A Emenda Constitucional n. 105/2019 previu duas categorias de descentralização fiscal por meio de emendas orçamentárias individuais: a) a denominada “transferência especial” (vulgo”emenda PIX”), que possui maior celeridade e menor controle procedimental, conferindo ao ente receptor dos recursos a decisão sobre onde aplicá-los; e b) a “transferência com finalidade definida”, que se amolda à tradição de descentralização de recursos no Brasil, cuja despesa é decidida previamente e especificada no orçamento, exigindo maior rigidez procedimental e, consequentemente, um maior controle pelo ente que repassa os recursos.

As “Emendas PIX”, oficialmente conhecidas como “emendas individuais de transferência especial”, são um mecanismo que permite que deputados e senadores façam transferências de recursos federais para Estados e municípios.

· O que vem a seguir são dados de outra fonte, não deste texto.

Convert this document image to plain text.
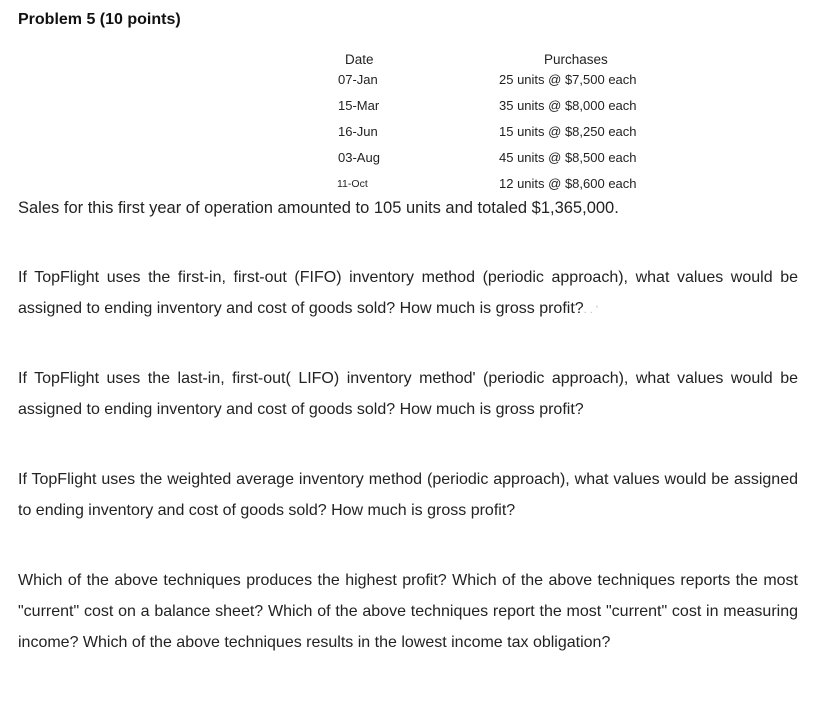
Problem 5 (10 points)
Date	Purchases
07-Jan	25 units @ $7,500 each
15-Mar	35 units @ $8,000 each
16-Jun	15 units @ $8,250 each
03-Aug	45 units @ $8,500 each
11-Oct	12 units @ $8,600 each

Sales for this first year of operation amounted to 105 units and totaled $1,365,000.

If TopFlight uses the first-in, first-out (FIFO) inventory method (periodic approach), what values would be assigned to ending inventory and cost of goods sold? How much is gross profit?. . '

If TopFlight uses the last-in, first-out( LIFO) inventory method' (periodic approach), what values would be assigned to ending inventory and cost of goods sold? How much is gross profit?

If TopFlight uses the weighted average inventory method (periodic approach), what values would be assigned to ending inventory and cost of goods sold? How much is gross profit?

Which of the above techniques produces the highest profit? Which of the above techniques reports the most "current" cost on a balance sheet? Which of the above techniques report the most "current" cost in measuring income? Which of the above techniques results in the lowest income tax obligation?
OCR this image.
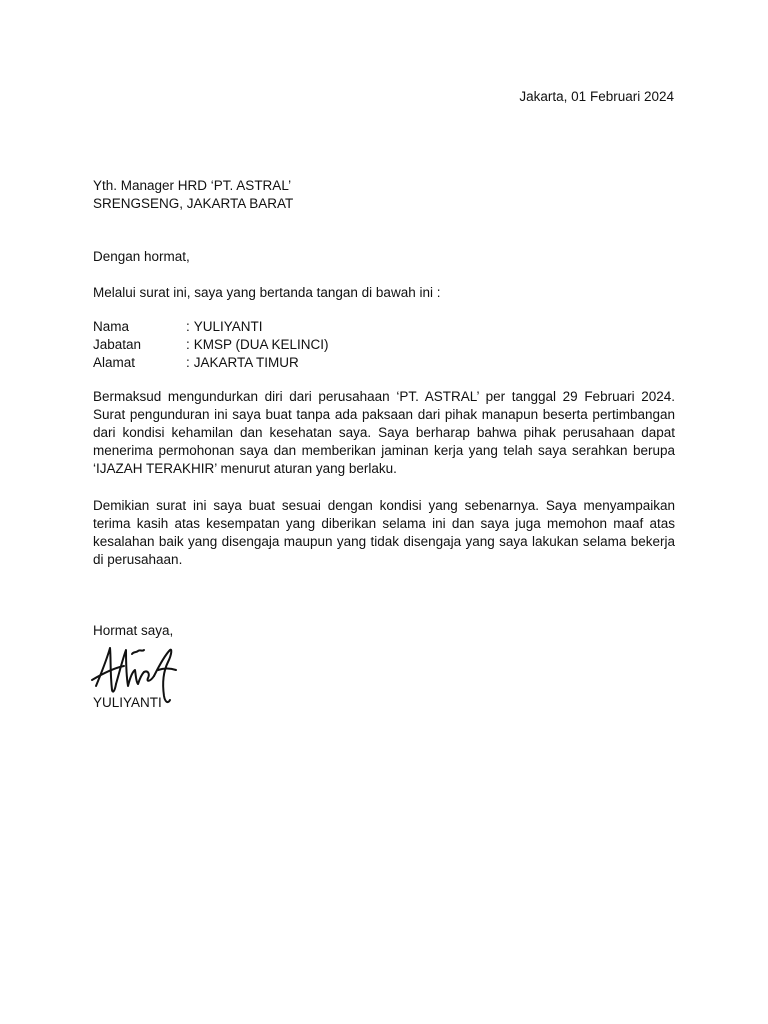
Jakarta, 01 Februari 2024
Yth. Manager HRD ‘PT. ASTRAL’
SRENGSENG, JAKARTA BARAT
Dengan hormat,
Melalui surat ini, saya yang bertanda tangan di bawah ini :
Nama	: YULIYANTI
Jabatan	: KMSP (DUA KELINCI)
Alamat	: JAKARTA TIMUR
Bermaksud mengundurkan diri dari perusahaan ‘PT. ASTRAL’ per tanggal 29 Februari 2024. Surat pengunduran ini saya buat tanpa ada paksaan dari pihak manapun beserta pertimbangan dari kondisi kehamilan dan kesehatan saya. Saya berharap bahwa pihak perusahaan dapat menerima permohonan saya dan memberikan jaminan kerja yang telah saya serahkan berupa ‘IJAZAH TERAKHIR’ menurut aturan yang berlaku.
Demikian surat ini saya buat sesuai dengan kondisi yang sebenarnya. Saya menyampaikan terima kasih atas kesempatan yang diberikan selama ini dan saya juga memohon maaf atas kesalahan baik yang disengaja maupun yang tidak disengaja yang saya lakukan selama bekerja di perusahaan.
Hormat saya,
YULIYANTI
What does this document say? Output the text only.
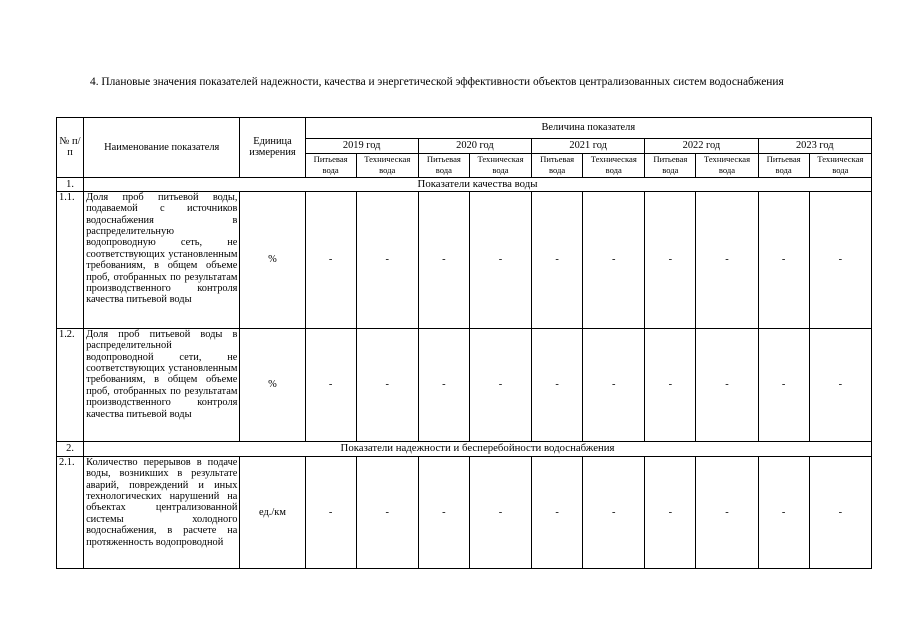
4. Плановые значения показателей надежности, качества и энергетической эффективности объектов централизованных систем водоснабжения
№ п/п	Наименование показателя	Единица измерения	Величина показателя									
			2019 год		2020 год		2021 год		2022 год		2023 год	
			Питьевая вода	Техническая вода	Питьевая вода	Техническая вода	Питьевая вода	Техническая вода	Питьевая вода	Техническая вода	Питьевая вода	Техническая вода
1.	Показатели качества воды											
1.1.	Доля проб питьевой воды, подаваемой с источников водоснабжения в распределительную водопроводную сеть, не соответствующих установленным требованиям, в общем объеме проб, отобранных по результатам производственного контроля качества питьевой воды	%	-	-	-	-	-	-	-	-	-	-
1.2.	Доля проб питьевой воды в распределительной водопроводной сети, не соответствующих установленным требованиям, в общем объеме проб, отобранных по результатам производственного контроля качества питьевой воды	%	-	-	-	-	-	-	-	-	-	-
2.	Показатели надежности и бесперебойности водоснабжения											
2.1.	Количество перерывов в подаче воды, возникших в результате аварий, повреждений и иных технологических нарушений на объектах централизованной системы холодного водоснабжения, в расчете на протяженность водопроводной	ед./км	-	-	-	-	-	-	-	-	-	-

Criadas em 2019, as “emendas PIX” são uma forma simplificada de transferência de recursos, daí o apelido.

As “Emendas PIX” são um mecanismo que permite que deputados e senadores façam transferências de recursos federais para Estados e municípios de forma simplificada. Criadas em 2019, essas emendas se tornaram populares em ano de eleições, como foi o caso em 2023, quando parlamentares bateram recorde de “emendas PIX”. As “emendas PIX” são parte da Lei Orçamentária, que define o orçamento de cada ano, e são um mecanismo utilizado para mudar o orçamento. Deputados e senadores fazem uso dessas emendas para alocar e repassar recursos diretamente aos Estados, ao Distrito Federal e aos Municípios, independentemente de convênios ou instrumentos congêneres (portal CONTABILIDADE PÚBLICA).

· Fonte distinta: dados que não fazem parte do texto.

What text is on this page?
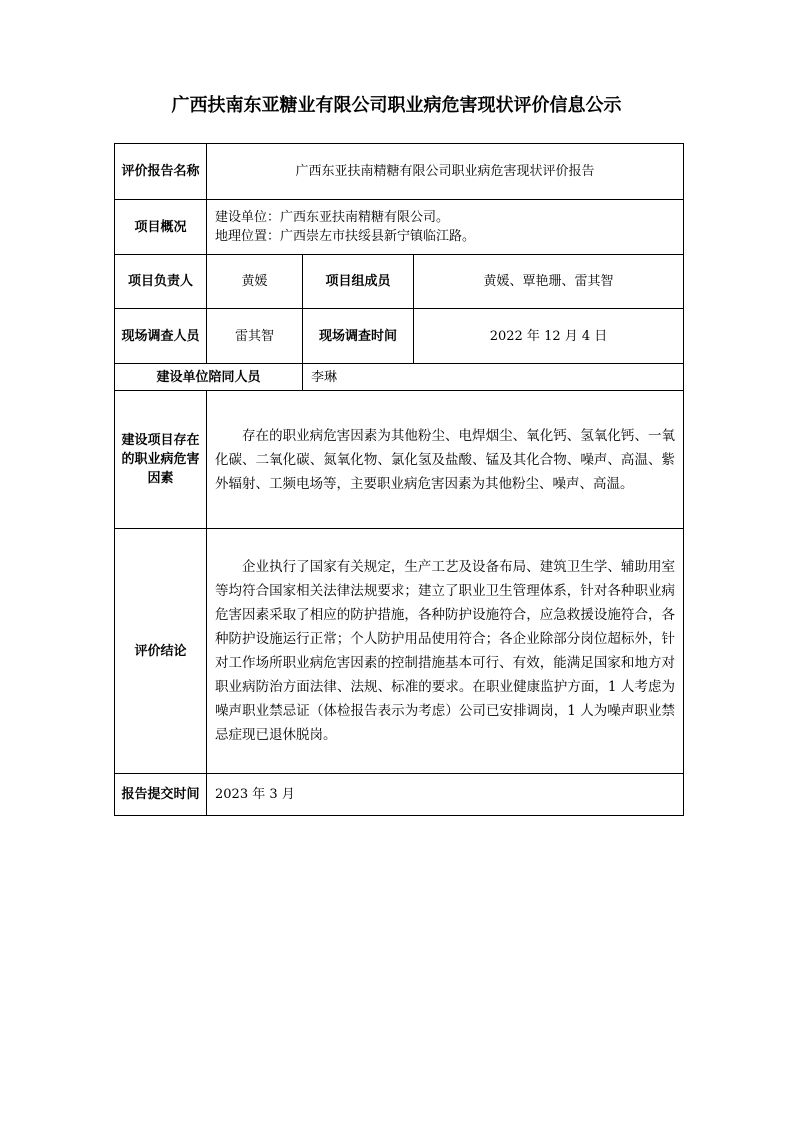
广西扶南东亚糖业有限公司职业病危害现状评价信息公示
评价报告名称	广西东亚扶南精糖有限公司职业病危害现状评价报告		
项目概况	建设单位：广西东亚扶南精糖有限公司。
地理位置：广西崇左市扶绥县新宁镇临江路。		

项目负责人	黄媛	项目组成员	黄媛、覃艳珊、雷其智
现场调查人员	雷其智	现场调查时间	2022 年 12 月 4 日
建设单位陪同人员		李琳	
建设项目存在的职业病危害因素	存在的职业病危害因素为其他粉尘、电焊烟尘、氧化钙、氢氧化钙、一氧化碳、二氧化碳、氮氧化物、氯化氢及盐酸、锰及其化合物、噪声、高温、紫外辐射、工频电场等，主要职业病危害因素为其他粉尘、噪声、高温。		

评价结论	企业执行了国家有关规定，生产工艺及设备布局、建筑卫生学、辅助用室等均符合国家相关法律法规要求；建立了职业卫生管理体系，针对各种职业病危害因素采取了相应的防护措施，各种防护设施符合，应急救援设施符合，各种防护设施运行正常；个人防护用品使用符合；各企业除部分岗位超标外，针对工作场所职业病危害因素的控制措施基本可行、有效，能满足国家和地方对职业病防治方面法律、法规、标准的要求。在职业健康监护方面，1 人考虑为噪声职业禁忌证（体检报告表示为考虑）公司已安排调岗，1 人为噪声职业禁忌症现已退休脱岗。		

报告提交时间	2023 年 3 月		
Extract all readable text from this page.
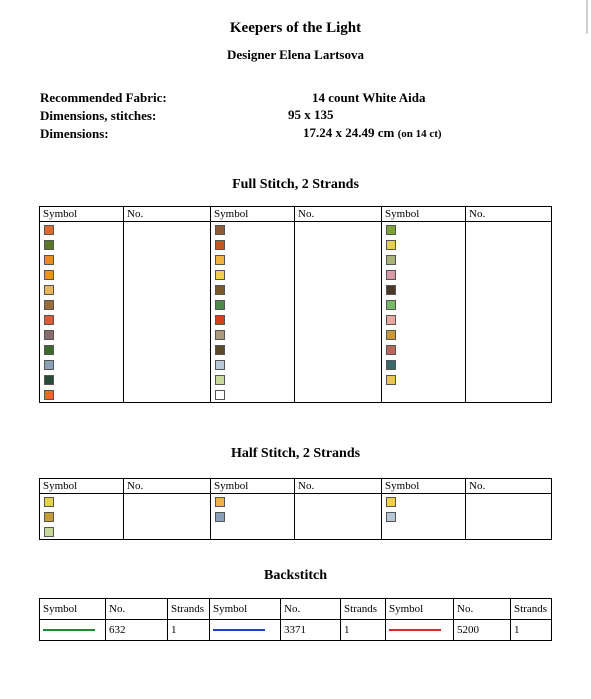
Keepers of the Light
Designer Elena Lartsova
Recommended Fabric:	14 count White Aida
Dimensions, stitches:	95 x 135
Dimensions:	17.24 x 24.49 cm (on 14 ct)
Full Stitch, 2 Strands
Symbol		No.	Symbol		No.	Symbol		No.

Half Stitch, 2 Strands
Symbol		No.	Symbol		No.	Symbol		No.

Backstitch
Symbol	No.	Strands	Symbol	No.	Strands	Symbol	No.	Strands
	632	1		3371	1		5200	1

Fala-se que no procedimento das emendas pix, há desenhos institucionais que dificultam a fiscalização e incentivam o descumprimento de normas (Caio Gama Mascarenhas, in REGULAMENTAÇÃO LOCAL DAS TRANSFERÊNCIAS ESPECIAIS (EMENDAS PIX) E COMBATE À CORRUPÇÃO).

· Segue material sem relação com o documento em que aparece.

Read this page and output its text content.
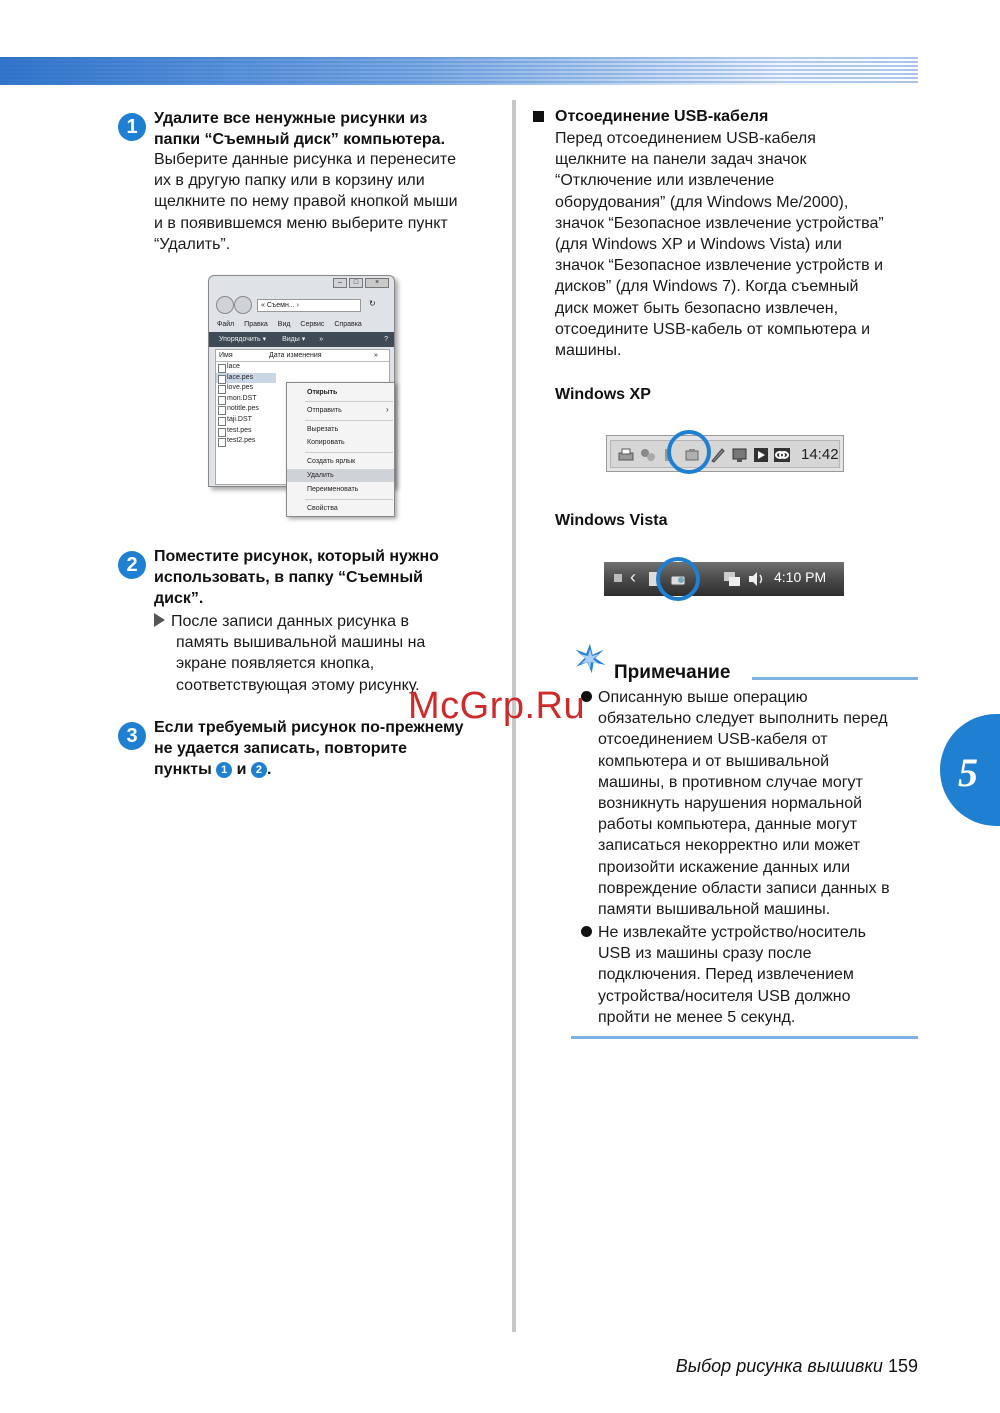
1	Удалите все ненужные рисунки из
папки “Съемный диск” компьютера.
Выберите данные рисунка и перенесите
их в другую папку или в корзину или
щелкните по нему правой кнопкой мыши
и в появившемся меню выберите пункт
“Удалить”.
–	□	×
« Съемн... ›	↻
Файл Правка Вид Сервис Справка
Упорядочить ▾ Виды ▾ »	?
Имя	Дата изменения	»
lace
lace.pes
love.pes
mon.DST
notitle.pes
taji.DST
test.pes
test2.pes
Открыть
Отправить	›
Вырезать
Копировать
Создать ярлык
Удалить
Переименовать
Свойства
2	Поместите рисунок, который нужно
использовать, в папку “Съемный
диск”.
После записи данных рисунка в
память вышивальной машины на
экране появляется кнопка,
соответствующая этому рисунку.
3	Если требуемый рисунок по-прежнему
не удается записать, повторите
пункты 1 и 2 .
Отсоединение USB-кабеля
Перед отсоединением USB-кабеля
щелкните на панели задач значок
“Отключение или извлечение
оборудования” (для Windows Me/2000),
значок “Безопасное извлечение устройства”
(для Windows XP и Windows Vista) или
значок “Безопасное извлечение устройств и
дисков” (для Windows 7). Когда съемный
диск может быть безопасно извлечен,
отсоедините USB-кабель от компьютера и
машины.
Windows XP
14:42
Windows Vista
‹	4:10 PM
Примечание
Описанную выше операцию
обязательно следует выполнить перед
отсоединением USB-кабеля от
компьютера и от вышивальной
машины, в противном случае могут
возникнуть нарушения нормальной
работы компьютера, данные могут
записаться некорректно или может
произойти искажение данных или
повреждение области записи данных в
памяти вышивальной машины.
Не извлекайте устройство/носитель
USB из машины сразу после
подключения. Перед извлечением
устройства/носителя USB должно
пройти не менее 5 секунд.
5
McGrp.Ru
Выбор рисунка вышивки 159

Ainda nos disse Caio Gama Mascarenhas (obra citada) que a emenda “PIX” (ou transferência especial) foi a espécie que representou a verdadeira inovação apresentada pelo texto do artigo 166-A do texto constitucional – introduzida pela Emenda Constitucional 105/2019. Essa modalidade de repasse é realizada diretamente ao ente federado beneficiado, independentemente da identificação da programação específica no orçamento federal e da celebração de convênio ou de instrumento congênere. Sua característica mais marcante é a previsão de que seus recursos passam a pertencer ao ente federado no ato da efetiva transferência financeira, mudando igualmente a competência para controle desses recursos (dos órgãos federais de controle para órgãos locais de controle). Esse tipo de repasse é regulamentado pela Portaria Interministerial ME/SEGOV nº 6.411/2021.

Para tanto, Caio Gama Mascarenhas aponta “gargalhos” na condução desse procedimento. Disse ele:

“No procedimento das emendas pix, há desenhos institucionais que dificultam a fiscalização e incentivam o descumprimento de normas. Ressalta-se que a descentralização fiscal não é um gargalo, mas um instrumento político de governança que mitiga o monopólio de poder estatal. Pode-se dizer que há quatro gargalos: (1) na origem, há a ausência de responsabilização dos entes receptores infratores no momento da definição dos beneficiários das emendas pix; (2) a falta de transparência na execução orçamentária; (3) a baixa governança orçamentária de grande parte dos entes receptores; e (4) a ausência de institucionalização da comunicação e cooperação entre Tribunal de Contas da União, de um lado, e Tribunais de Contas dos Estados e do Distrito Federal (TCE e TCDF) e dos municípios (TCM), do outro.”

É necessário, pois, a produção de um marco regulatório para coibir essas anormalidades, rastreando o caminho por onde passam esses recursos.

A adoção dessas “emendas PIX” permite um caminho aberto para a corrupção e improbidade.

*É procurador da República aposentado com atuação no RN.